Highly efficient cascaded elastocaloric cooling device enabled by functionally graded SMA tubes

Elastocaloric refrigeration has attracted significant interest in recent years as an efficient and environmentally benign alternative to traditional vapor-compression systems. Numerous devices have demonstrated the potential of elastocaloric cooling using both NiTi and NiTiCu materials, achieving temperature lifts of up to 75 K. However, to ensure the feasibility and scalability of these systems in competing with propane-based ones, further optimization of these material systems is necessary. In this context, functionally graded materials (FGMs) can play a key role in maximizing performance by enabling longitudinal control of material properties. This study investigates the fabrication and integration of functionally graded NiTiCu shape memory alloy (SMA) tubes for elastocaloric refrigeration.
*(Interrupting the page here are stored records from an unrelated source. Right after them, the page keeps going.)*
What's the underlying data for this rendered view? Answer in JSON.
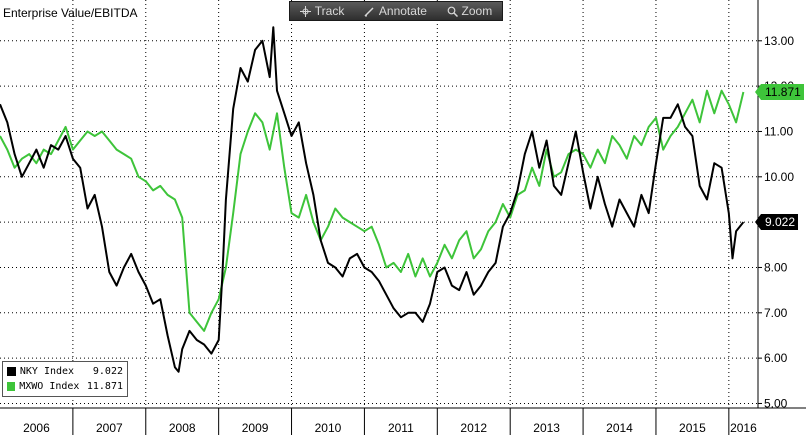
{
  "toolbar": {
    "track_label": "Track",
    "annotate_label": "Annotate",
    "zoom_label": "Zoom"
  },
  "legend": {
    "items": [
      {
        "name": "NKY Index",
        "value": "9.022",
        "color": "#000000"
      },
      {
        "name": "MXWO Index",
        "value": "11.871",
        "color": "#3ec43a"
      }
    ]
  },
  "badges": {
    "nky": "9.022",
    "mxwo": "11.871"
  },
  "chart_data": {
    "type": "line",
    "title": "Enterprise Value/EBITDA",
    "xlabel": "",
    "ylabel": "",
    "ylim": [
      4.9,
      13.9
    ],
    "xlim": [
      2006.0,
      2016.4
    ],
    "yticks": [
      "5.00",
      "6.00",
      "7.00",
      "8.00",
      "9.00",
      "10.00",
      "11.00",
      "12.00",
      "13.00"
    ],
    "xticks": [
      "2006",
      "2007",
      "2008",
      "2009",
      "2010",
      "2011",
      "2012",
      "2013",
      "2014",
      "2015",
      "2016"
    ],
    "grid": true,
    "legend_position": "bottom-left",
    "series": [
      {
        "name": "NKY Index",
        "color": "#000000",
        "x": [
          2006.0,
          2006.1,
          2006.2,
          2006.3,
          2006.4,
          2006.5,
          2006.6,
          2006.7,
          2006.8,
          2006.9,
          2007.0,
          2007.1,
          2007.2,
          2007.3,
          2007.4,
          2007.5,
          2007.6,
          2007.7,
          2007.8,
          2007.9,
          2008.0,
          2008.1,
          2008.2,
          2008.3,
          2008.4,
          2008.45,
          2008.5,
          2008.6,
          2008.7,
          2008.8,
          2008.9,
          2009.0,
          2009.05,
          2009.1,
          2009.2,
          2009.3,
          2009.4,
          2009.5,
          2009.6,
          2009.7,
          2009.75,
          2009.8,
          2009.9,
          2010.0,
          2010.1,
          2010.2,
          2010.3,
          2010.4,
          2010.5,
          2010.6,
          2010.7,
          2010.8,
          2010.9,
          2011.0,
          2011.1,
          2011.2,
          2011.3,
          2011.4,
          2011.5,
          2011.6,
          2011.7,
          2011.8,
          2011.9,
          2012.0,
          2012.1,
          2012.2,
          2012.3,
          2012.4,
          2012.5,
          2012.6,
          2012.7,
          2012.8,
          2012.9,
          2013.0,
          2013.1,
          2013.2,
          2013.3,
          2013.4,
          2013.5,
          2013.6,
          2013.7,
          2013.8,
          2013.9,
          2014.0,
          2014.1,
          2014.2,
          2014.3,
          2014.4,
          2014.5,
          2014.6,
          2014.7,
          2014.8,
          2014.9,
          2015.0,
          2015.1,
          2015.2,
          2015.3,
          2015.4,
          2015.5,
          2015.6,
          2015.7,
          2015.8,
          2015.9,
          2016.0,
          2016.05,
          2016.1,
          2016.2
        ],
        "values": [
          11.6,
          11.2,
          10.5,
          10.0,
          10.3,
          10.6,
          10.2,
          10.7,
          10.6,
          10.9,
          10.4,
          10.2,
          9.3,
          9.6,
          8.9,
          7.9,
          7.6,
          8.0,
          8.3,
          7.9,
          7.6,
          7.2,
          7.3,
          6.5,
          5.8,
          5.7,
          6.2,
          6.6,
          6.4,
          6.3,
          6.1,
          6.4,
          7.8,
          9.5,
          11.5,
          12.4,
          12.1,
          12.8,
          13.0,
          12.2,
          13.3,
          11.9,
          11.4,
          10.9,
          11.2,
          10.3,
          9.6,
          8.6,
          8.1,
          8.0,
          7.8,
          8.2,
          8.3,
          8.0,
          7.9,
          7.7,
          7.4,
          7.1,
          6.9,
          7.0,
          7.0,
          6.8,
          7.2,
          7.9,
          8.0,
          7.6,
          7.5,
          7.9,
          7.4,
          7.6,
          7.9,
          8.1,
          8.9,
          9.2,
          9.7,
          10.5,
          11.0,
          10.2,
          10.8,
          9.8,
          9.6,
          10.3,
          11.0,
          10.1,
          9.3,
          10.0,
          9.4,
          8.9,
          9.5,
          9.2,
          8.9,
          9.6,
          9.2,
          10.3,
          11.3,
          11.3,
          11.6,
          11.1,
          10.9,
          9.8,
          9.5,
          10.3,
          10.2,
          9.2,
          8.2,
          8.8,
          9.0
        ]
      },
      {
        "name": "MXWO Index",
        "color": "#3ec43a",
        "x": [
          2006.0,
          2006.1,
          2006.2,
          2006.3,
          2006.4,
          2006.5,
          2006.6,
          2006.7,
          2006.8,
          2006.9,
          2007.0,
          2007.1,
          2007.2,
          2007.3,
          2007.4,
          2007.5,
          2007.6,
          2007.7,
          2007.8,
          2007.9,
          2008.0,
          2008.1,
          2008.2,
          2008.3,
          2008.4,
          2008.5,
          2008.6,
          2008.7,
          2008.8,
          2008.9,
          2009.0,
          2009.1,
          2009.2,
          2009.3,
          2009.4,
          2009.5,
          2009.6,
          2009.7,
          2009.8,
          2009.9,
          2010.0,
          2010.1,
          2010.2,
          2010.3,
          2010.4,
          2010.5,
          2010.6,
          2010.7,
          2010.8,
          2010.9,
          2011.0,
          2011.1,
          2011.2,
          2011.3,
          2011.4,
          2011.5,
          2011.6,
          2011.7,
          2011.8,
          2011.9,
          2012.0,
          2012.1,
          2012.2,
          2012.3,
          2012.4,
          2012.5,
          2012.6,
          2012.7,
          2012.8,
          2012.9,
          2013.0,
          2013.1,
          2013.2,
          2013.3,
          2013.4,
          2013.5,
          2013.6,
          2013.7,
          2013.8,
          2013.9,
          2014.0,
          2014.1,
          2014.2,
          2014.3,
          2014.4,
          2014.5,
          2014.6,
          2014.7,
          2014.8,
          2014.9,
          2015.0,
          2015.1,
          2015.2,
          2015.3,
          2015.4,
          2015.5,
          2015.6,
          2015.7,
          2015.8,
          2015.9,
          2016.0,
          2016.1,
          2016.2
        ],
        "values": [
          10.9,
          10.6,
          10.2,
          10.4,
          10.5,
          10.3,
          10.6,
          10.5,
          10.8,
          11.1,
          10.6,
          10.8,
          11.0,
          10.9,
          11.0,
          10.8,
          10.6,
          10.5,
          10.4,
          10.0,
          9.9,
          9.7,
          9.8,
          9.6,
          9.5,
          9.1,
          7.0,
          6.8,
          6.6,
          7.0,
          7.3,
          8.0,
          9.2,
          10.5,
          11.0,
          11.4,
          11.2,
          10.6,
          11.4,
          10.2,
          9.2,
          9.1,
          9.6,
          9.0,
          8.6,
          8.9,
          9.3,
          9.1,
          9.0,
          8.9,
          8.8,
          8.9,
          8.5,
          8.0,
          8.1,
          7.9,
          8.3,
          7.8,
          8.2,
          7.8,
          8.1,
          8.5,
          8.2,
          8.6,
          8.8,
          8.2,
          8.4,
          8.8,
          9.0,
          9.4,
          9.1,
          9.6,
          9.7,
          10.2,
          9.8,
          10.6,
          10.0,
          10.1,
          10.5,
          10.6,
          10.5,
          10.2,
          10.6,
          10.3,
          10.9,
          10.7,
          10.4,
          10.9,
          10.7,
          11.1,
          11.3,
          10.6,
          10.9,
          11.1,
          11.4,
          11.7,
          11.2,
          11.9,
          11.4,
          11.9,
          11.6,
          11.2,
          11.871
        ]
      }
    ]
  }
}
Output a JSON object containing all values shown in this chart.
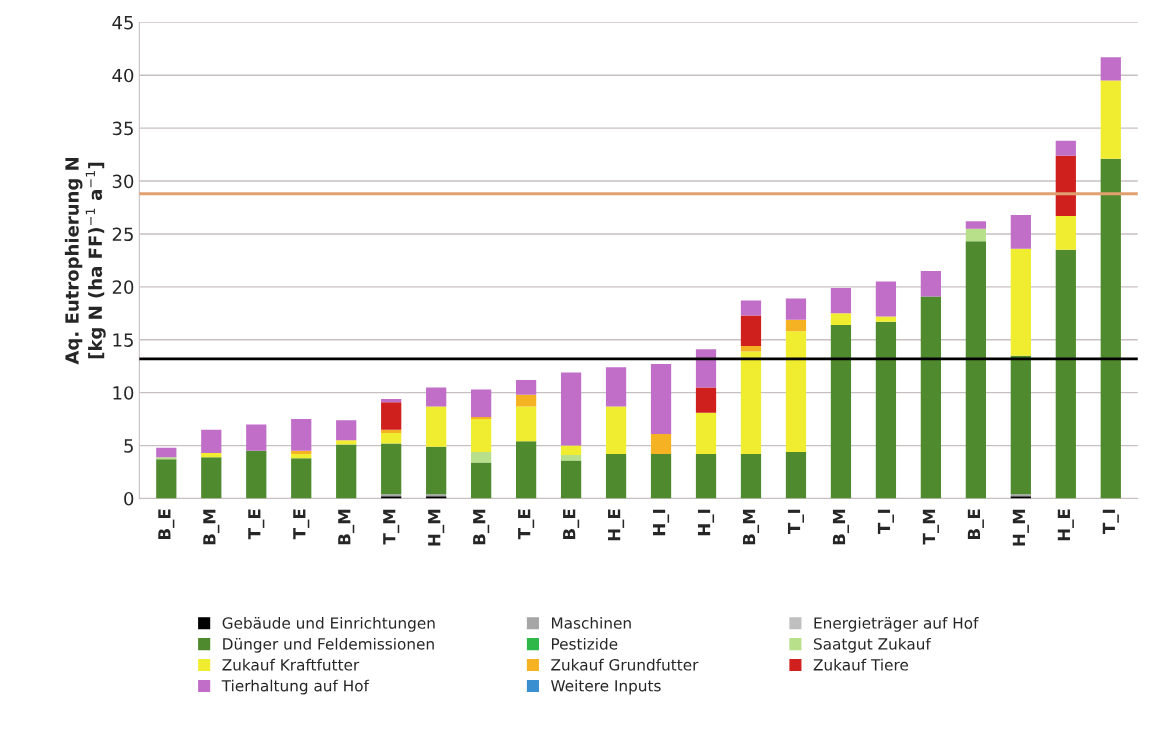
{
  "chart_data": {
    "type": "bar",
    "stacked": true,
    "ylabel": "Aq. Eutrophierung N\n[kg N (ha FF)$^{−1}$ a$^{−1}$]",
    "categories": [
      "B_E",
      "B_M",
      "T_E",
      "T_E",
      "B_M",
      "T_M",
      "H_M",
      "B_M",
      "T_E",
      "B_E",
      "H_E",
      "H_I",
      "H_I",
      "B_M",
      "T_I",
      "B_M",
      "T_I",
      "T_M",
      "B_E",
      "H_M",
      "H_E",
      "T_I"
    ],
    "series": [
      {
        "name": "Gebäude und Einrichtungen",
        "color": "#000000",
        "values": [
          0,
          0,
          0,
          0,
          0,
          0.2,
          0.2,
          0,
          0,
          0,
          0,
          0,
          0,
          0,
          0,
          0,
          0,
          0,
          0,
          0.2,
          0,
          0
        ]
      },
      {
        "name": "Maschinen",
        "color": "#a6a6a6",
        "values": [
          0,
          0,
          0,
          0,
          0,
          0.2,
          0.2,
          0,
          0,
          0,
          0,
          0,
          0,
          0,
          0,
          0,
          0,
          0,
          0,
          0.2,
          0,
          0
        ]
      },
      {
        "name": "Energieträger auf Hof",
        "color": "#bfbfbf",
        "values": [
          0,
          0,
          0,
          0,
          0,
          0,
          0,
          0,
          0,
          0,
          0,
          0,
          0,
          0,
          0,
          0,
          0,
          0,
          0,
          0,
          0,
          0
        ]
      },
      {
        "name": "Dünger und Feldemissionen",
        "color": "#4f8a2e",
        "values": [
          3.7,
          3.9,
          4.5,
          3.8,
          5.1,
          4.8,
          4.5,
          3.4,
          5.4,
          3.6,
          4.2,
          4.2,
          4.2,
          4.2,
          4.4,
          16.4,
          16.7,
          19.1,
          24.3,
          13.1,
          23.5,
          32.1
        ]
      },
      {
        "name": "Pestizide",
        "color": "#2eb84a",
        "values": [
          0,
          0,
          0,
          0,
          0,
          0,
          0,
          0,
          0,
          0,
          0,
          0,
          0,
          0,
          0,
          0,
          0,
          0,
          0,
          0,
          0,
          0
        ]
      },
      {
        "name": "Saatgut Zukauf",
        "color": "#b8e08a",
        "values": [
          0.2,
          0,
          0,
          0,
          0,
          0,
          0,
          1.0,
          0,
          0.5,
          0,
          0,
          0,
          0,
          0,
          0,
          0,
          0,
          1.2,
          0,
          0,
          0
        ]
      },
      {
        "name": "Zukauf Kraftfutter",
        "color": "#f0ec30",
        "values": [
          0,
          0.4,
          0,
          0.4,
          0.4,
          1.0,
          3.8,
          3.1,
          3.3,
          0.9,
          4.5,
          0,
          3.9,
          9.7,
          11.4,
          1.1,
          0.5,
          0,
          0,
          10.1,
          3.2,
          7.4
        ]
      },
      {
        "name": "Zukauf Grundfutter",
        "color": "#f5b324",
        "values": [
          0,
          0,
          0,
          0.3,
          0,
          0.3,
          0,
          0.2,
          1.1,
          0,
          0,
          1.9,
          0,
          0.5,
          1.1,
          0,
          0,
          0,
          0,
          0,
          0,
          0
        ]
      },
      {
        "name": "Zukauf Tiere",
        "color": "#d0201e",
        "values": [
          0,
          0,
          0,
          0,
          0,
          2.6,
          0,
          0,
          0,
          0,
          0,
          0,
          2.4,
          2.9,
          0,
          0,
          0,
          0,
          0,
          0,
          5.7,
          0
        ]
      },
      {
        "name": "Tierhaltung auf Hof",
        "color": "#c06ec8",
        "values": [
          0.9,
          2.2,
          2.5,
          3.0,
          1.9,
          0.3,
          1.8,
          2.6,
          1.4,
          6.9,
          3.7,
          6.6,
          3.6,
          1.4,
          2.0,
          2.4,
          3.3,
          2.4,
          0.7,
          3.2,
          1.4,
          2.2
        ]
      },
      {
        "name": "Weitere Inputs",
        "color": "#3a8fd0",
        "values": [
          0,
          0,
          0,
          0,
          0,
          0,
          0,
          0,
          0,
          0,
          0,
          0,
          0,
          0,
          0,
          0,
          0,
          0,
          0,
          0,
          0,
          0
        ]
      }
    ],
    "ylim": [
      0,
      45
    ],
    "yticks": [
      0,
      5,
      10,
      15,
      20,
      25,
      30,
      35,
      40,
      45
    ],
    "grid": "y",
    "legend": "bottom",
    "ref_lines": [
      {
        "axis": "y",
        "value": 13.2,
        "color": "#000000"
      },
      {
        "axis": "y",
        "value": 28.8,
        "color": "#e0a070"
      }
    ]
  }
}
To achieve this, an induction heating method was employed to selectively heat treat specific regions of the NiTiCu tubes. This technique allowed for precise control over the thermal exposure and consequently altered the transformation temperature of the material. By varying the process parameters such as heating duration, and power level, the austenite finish temperature (A_f) was successfully tuned across a broad range, from approximately 40 to 55 °C, enhancing heat actuation and cooling performance. These functionally graded tubes are integrated into a SMA actuator that are specifically designed to utilize the tuned temperatures, demonstrating sufficient force to drive elastocaloric cooling of 100 W.